The prior's income must then have been inconsiderable and shortly after this the Priory fell into decay. In the evidence given before the Royal Commissioners sent to Jersey in 1581, it is stated that the Priory of St Helier was "en grand decadence".
In 1551 the military authorities commenced to fortify the Islet but it was not until 1594 that Paul Ivy, the Queen's Engineer, visited Jersey and planned the building of Elizabeth Castle.
The old Abbey Church existed intact until 1651 when, having been converted into a powder magazine, it was blown up by a shot fired from the Town Hill during the siege of the Castle by the Parliamentarians.
Of the history of St Helier during the days of the supremacy of the Abbey there is scarcely anything to chronicle. St Helier could hardly be as yet dignified by the name of a village. It could have been little more than the agglomeration of a few fishermen's thatch covered huts, built around the Chapelle de la Madelaine, one of those primitive chapels, similar to the Fishermen's Chapel at St Brelade.
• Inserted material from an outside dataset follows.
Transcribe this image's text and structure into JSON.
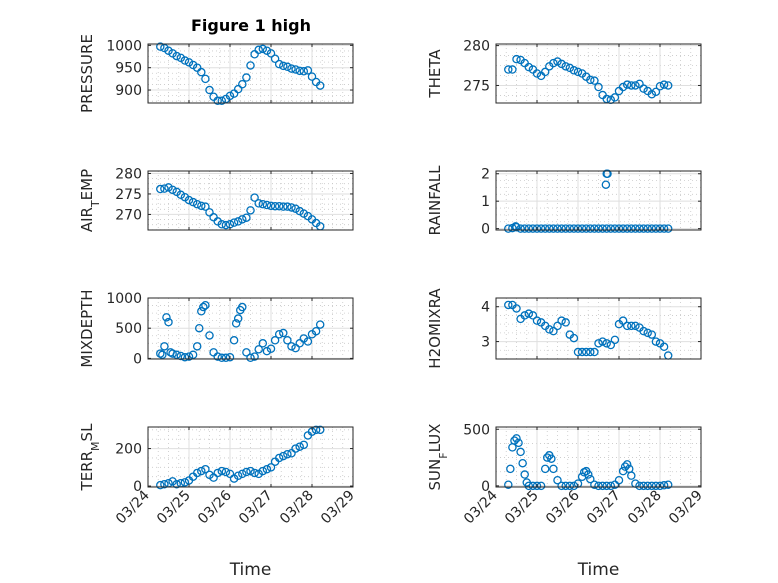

The chapel of La Madelaine was situated to the North-West of the present Parish Church, close to the old Rectory, at the corner of the Church Yard bordering Bond Street, the ancient name of which was Chemin de La Madelaine. The Town Hill, which sloped down to the Market Place, formed part of the Fief de La Fosse, and here it was that the inhabitants of St Helier were accustomed to put their sheep to pasture.